By the time Scott-Heron stepped into a recording studio in the late '60s-early '70s, he was in a sense mirroring that ritual — trading stories, identifying problems, casting about for solutions. He set those words to moods. "I had an affinity for jazz and syncopation and the poetry came from the music. We made the poems into songs," he writes, "and we wanted the music to sound like words." Bound within it all, they were setting forth powerful ideas.

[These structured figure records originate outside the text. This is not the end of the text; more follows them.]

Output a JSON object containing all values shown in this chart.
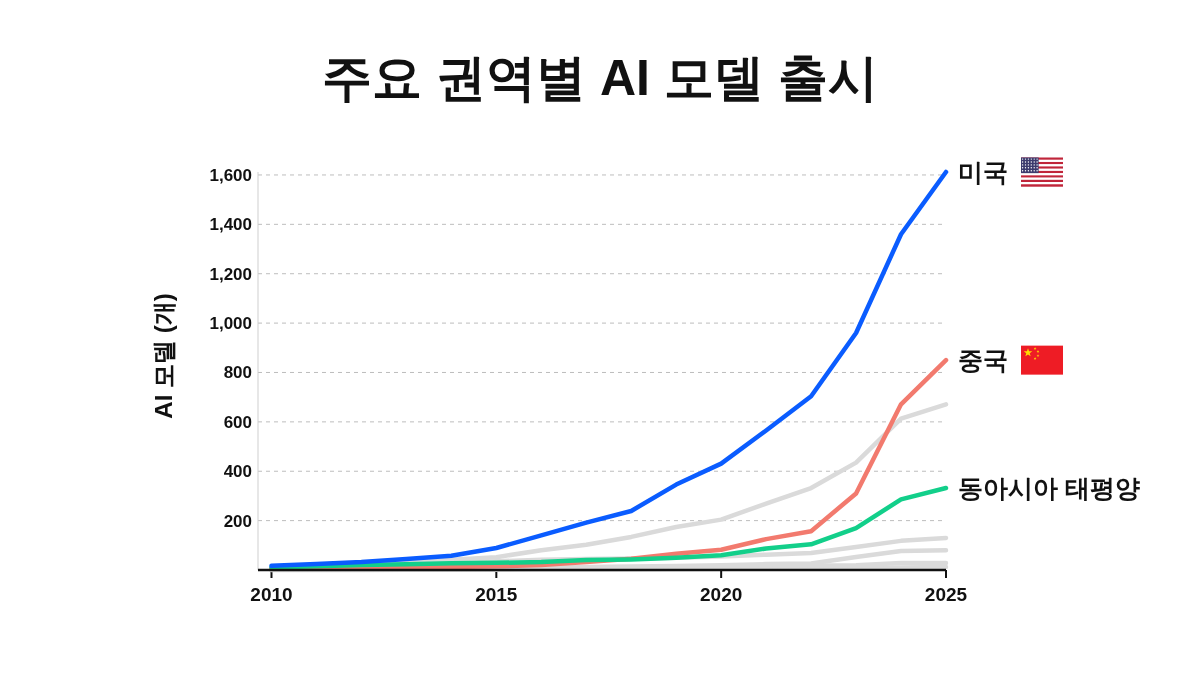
{
  "chart_data": {
    "type": "line",
    "title": "주요 권역별 AI 모델 출시",
    "ylabel": "AI 모델 (개)",
    "x": [
      2010,
      2011,
      2012,
      2013,
      2014,
      2015,
      2016,
      2017,
      2018,
      2019,
      2020,
      2021,
      2022,
      2023,
      2024,
      2025
    ],
    "series": [
      {
        "name": "미국",
        "color": "#0a5cff",
        "values": [
          17,
          24,
          32,
          45,
          58,
          89,
          140,
          192,
          239,
          346,
          431,
          565,
          704,
          960,
          1360,
          1612
        ]
      },
      {
        "name": "동아시아 태평양",
        "color": "#12cf8a",
        "values": [
          10,
          15,
          20,
          23,
          27,
          29,
          32,
          40,
          43,
          50,
          60,
          87,
          104,
          170,
          286,
          332
        ]
      },
      {
        "name": "중국",
        "color": "#f27a6e",
        "values": [
          5,
          6,
          8,
          10,
          12,
          15,
          20,
          32,
          46,
          66,
          82,
          125,
          157,
          310,
          671,
          850
        ]
      },
      {
        "color": "#dadada",
        "values": [
          10,
          14,
          20,
          30,
          42,
          52,
          80,
          102,
          134,
          174,
          204,
          269,
          332,
          435,
          613,
          671
        ]
      },
      {
        "color": "#dadada",
        "values": [
          5,
          8,
          12,
          18,
          25,
          35,
          42,
          45,
          47,
          50,
          55,
          62,
          69,
          93,
          118,
          130
        ]
      },
      {
        "color": "#dadada",
        "values": [
          2,
          3,
          4,
          5,
          6,
          8,
          10,
          12,
          14,
          16,
          19,
          24,
          26,
          53,
          77,
          80
        ]
      },
      {
        "color": "#dadada",
        "values": [
          1,
          1,
          2,
          2,
          3,
          4,
          5,
          6,
          8,
          10,
          12,
          15,
          18,
          19,
          28,
          28
        ]
      },
      {
        "color": "#dadada",
        "values": [
          0,
          0,
          0,
          1,
          1,
          1,
          2,
          2,
          3,
          4,
          5,
          6,
          7,
          8,
          10,
          12
        ]
      }
    ],
    "xlim": [
      2009.7,
      2025
    ],
    "xticks": [
      2010,
      2015,
      2020,
      2025
    ],
    "ylim": [
      0,
      1612
    ],
    "yticks": [
      200,
      400,
      600,
      800,
      {
        "value": 1000,
        "label": "1,000"
      },
      {
        "value": 1200,
        "label": "1,200"
      },
      {
        "value": 1400,
        "label": "1,400"
      },
      {
        "value": 1600,
        "label": "1,600"
      }
    ],
    "grid": "y",
    "line_style": "solid"
  }
}
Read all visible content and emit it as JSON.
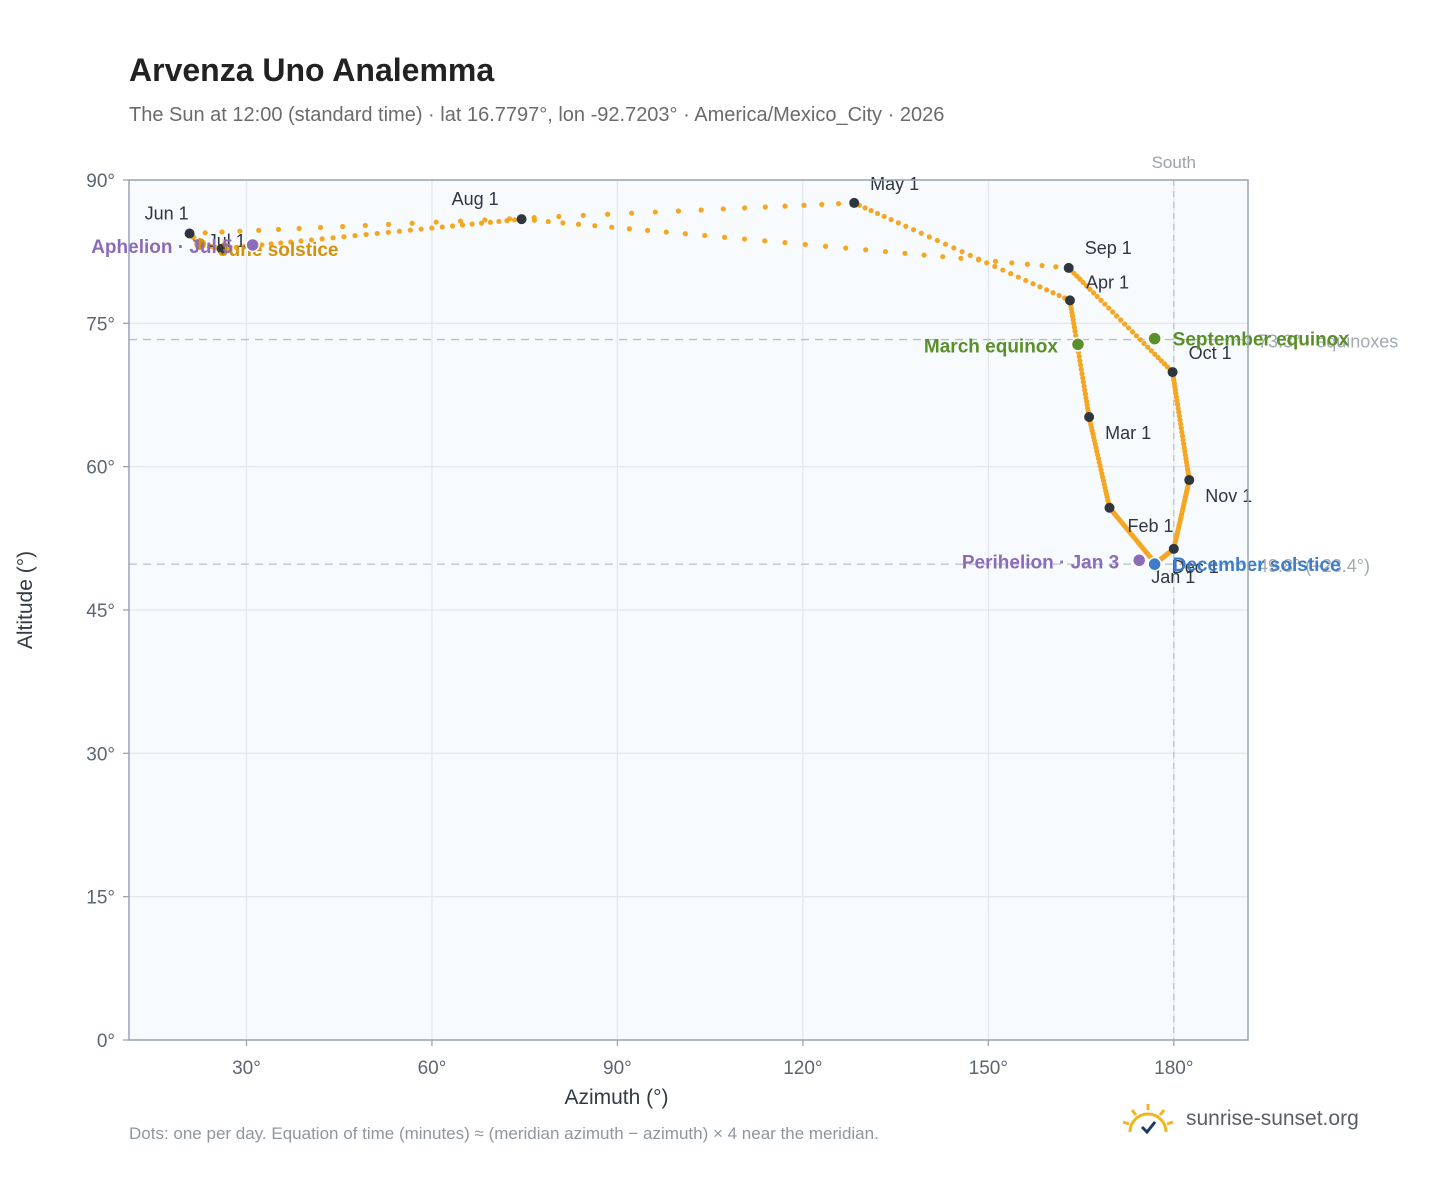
{
  "title": "Arvenza Uno Analemma",
  "subtitle": "The Sun at 12:00 (standard time) · lat 16.7797°, lon -92.7203° · America/Mexico_City · 2026",
  "footnote": "Dots: one per day. Equation of time (minutes) ≈ (meridian azimuth − azimuth) × 4 near the meridian.",
  "brand": "sunrise-sunset.org",
  "colors": {
    "path": "#f5a623",
    "month_marker": "#2f3640",
    "equinox": "#5a8f29",
    "solstice_june": "#d4920a",
    "solstice_december": "#3d7dca",
    "apsis": "#8c6bb8",
    "plot_bg": "#f8fbfe",
    "grid": "#e3e8ee",
    "ref_line": "#b7c0c8"
  },
  "chart_data": {
    "type": "scatter",
    "xlabel": "Azimuth (°)",
    "ylabel": "Altitude (°)",
    "xlim": [
      11,
      192
    ],
    "ylim": [
      0,
      90
    ],
    "xticks": [
      30,
      60,
      90,
      120,
      150,
      180
    ],
    "xtick_labels": [
      "30°",
      "60°",
      "90°",
      "120°",
      "150°",
      "180°"
    ],
    "yticks": [
      0,
      15,
      30,
      45,
      60,
      75,
      90
    ],
    "ytick_labels": [
      "0°",
      "15°",
      "30°",
      "45°",
      "60°",
      "75°",
      "90°"
    ],
    "grid": true,
    "meridian": {
      "azimuth": 180,
      "label": "South"
    },
    "reference_lines": [
      {
        "altitude": 73.3,
        "label": "73.3° · equinoxes"
      },
      {
        "altitude": 49.8,
        "label": "49.8° (−23.4°)"
      }
    ],
    "month_markers": [
      {
        "label": "Jan 1",
        "azimuth": 177.0,
        "altitude": 49.9
      },
      {
        "label": "Feb 1",
        "azimuth": 169.6,
        "altitude": 55.7
      },
      {
        "label": "Mar 1",
        "azimuth": 166.3,
        "altitude": 65.2
      },
      {
        "label": "Apr 1",
        "azimuth": 163.2,
        "altitude": 77.4
      },
      {
        "label": "May 1",
        "azimuth": 128.3,
        "altitude": 87.6
      },
      {
        "label": "Jun 1",
        "azimuth": 20.8,
        "altitude": 84.4
      },
      {
        "label": "Jul 1",
        "azimuth": 26.0,
        "altitude": 82.8
      },
      {
        "label": "Aug 1",
        "azimuth": 74.5,
        "altitude": 85.9
      },
      {
        "label": "Sep 1",
        "azimuth": 163.0,
        "altitude": 80.8
      },
      {
        "label": "Oct 1",
        "azimuth": 179.8,
        "altitude": 69.9
      },
      {
        "label": "Nov 1",
        "azimuth": 182.5,
        "altitude": 58.6
      },
      {
        "label": "Dec 1",
        "azimuth": 180.0,
        "altitude": 51.4
      }
    ],
    "events": [
      {
        "label": "March equinox",
        "azimuth": 164.5,
        "altitude": 72.8,
        "kind": "equinox"
      },
      {
        "label": "September equinox",
        "azimuth": 176.9,
        "altitude": 73.4,
        "kind": "equinox"
      },
      {
        "label": "June solstice",
        "azimuth": 22.5,
        "altitude": 83.3,
        "kind": "solstice_june"
      },
      {
        "label": "December solstice",
        "azimuth": 176.9,
        "altitude": 49.8,
        "kind": "solstice_december"
      },
      {
        "label": "Aphelion · Jul 5",
        "azimuth": 31.0,
        "altitude": 83.2,
        "kind": "apsis"
      },
      {
        "label": "Perihelion · Jan 3",
        "azimuth": 174.4,
        "altitude": 50.2,
        "kind": "apsis"
      }
    ]
  }
}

Journalists would probe: "How do you see yourself? … [J]azz or poet or singer or …" "I started looking for them to ask, 'vegetable or mineral?'" He was reaching for something new beyond easy description or category, which in many ways, was a metaphor: "I felt people who wrote about me and Brian should have looked at all we did. It was pretty obvious that there was an entire Black experience that didn't relate only to protest. We dealt with all the streets that went through black America," he writes. When he'd speak to the audience after his shows, he learned, "the songs that people wanted to talk about were ... more personal than political, more private than public, more of an emotion than an issue.''

Just as Scott-Heron was neither "vegetable" nor "mineral," it's fitting perhaps that "The Last Holiday" eludes a standard definition. Nor will it explain the "whys" of the latter years, but it is true to the man who shrugged off the limits of labels. Though, nearing the conclusion of the book, there are hints of darkness, his later interior struggle, he decided that this was the story he wanted to tell, one that is less official accounting than one long, open-hearted solo.

George is a Los Angeles-based journalist and an assistant professor of English and journalism at Loyola Marymount University.